The Center for the Study of Ethics in Society at Western Michigan University is sponsoring reading groups during the fall 2017 semester. Join us for spirited discussions about ethics.
Ethics Between the Lines
Books are provided free of charge for the first 10 people who sign up for each group.
- Keagan Potts, M.A. student in philosophy, will be leading discussions of Black and Blue: The Origins and Consequences of Medical Racism by John Hoberman. Black & Blue offers an account of American doctors think about racial differences and how their thought has unique and often disproportionate negative effects on black patients. Hoberman departs from past discourse on medical racism by addressing the racially motivated thinking and behaviors of physicians practicing medicine today over and above systemic racism in our healthcare system. This work has many implications from issues of paternalism, confidentiality, and individual ethical to concerns about just distribution of healthcare resources, the right to a decent minimum of care and the obligation of the government to promote access for its citizens. The group will meet on the following Wednesdays at 6 p.m. at a variety of locations: Sept 20 at the WMed Information Commons, Sept. 27 in 3025 Brown Hall, and Oct. 11 at Central City Tap House.

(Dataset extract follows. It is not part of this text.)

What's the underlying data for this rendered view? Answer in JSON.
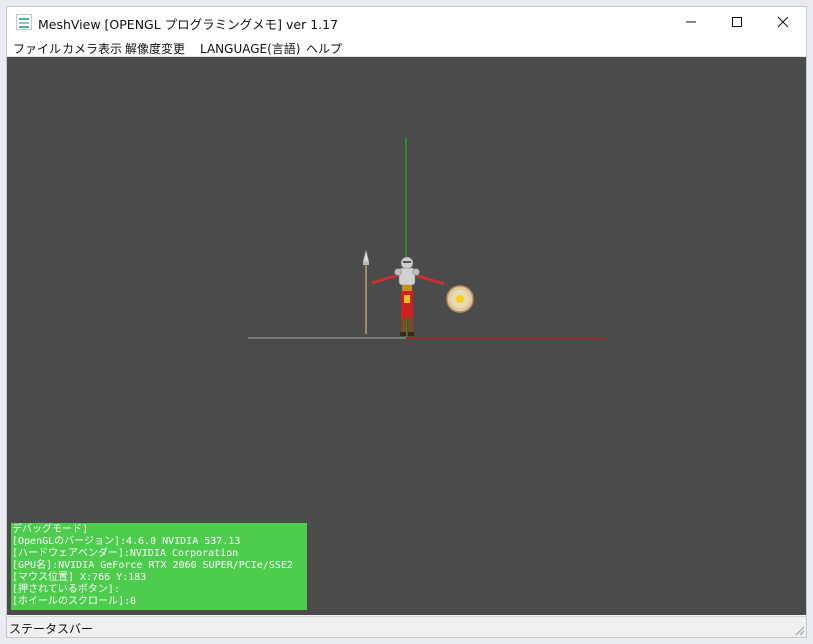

- John Minser, curriculum coordinator at the WMU Stryker School of Medicine, will be leading discussions of The Left Hand of Darkness by renowned science-fiction author Ursula LeGuin. In this novel, a lone emissary of an emerging galactic coalition arrives on a wintry planet without gender. His conflict with a non-gendered society forms the core of the plot, raising ethical issues related to gender identity, metaphorical and literal colonization of the body, and paternalism. The group will meet at 6 p.m. on the following Tuesdays at Central City Tap House: Oct. 17, Oct. 24, and Nov. 7.
- Kathy Purnell, a part-time instructor in the School of Public Affairs and Administration, will be leading discussions of The Harm in Hate Speech by Jeremy Waldron. Waldron develops a distinctive argument on the nature of the harm to others in hate speech, which is not “offense,” but instead an attack on social standing and dignity. Key ethical questions are: What are our responsibilities to one another in a democracy to prevent utterances that may intentionally seek to diminish the social standing of others in the eyes of the community? When, if ever, should such utterances be curtailed? What are the normative justifications for those restrictions? The group will meet at 6 p.m. on the following Wednesdays: Nov. 1, Nov. 15 and Nov. 29. The first meeting will be held in 2072 Moore Hall; the group will determine future meeting locations. Please note schedule change.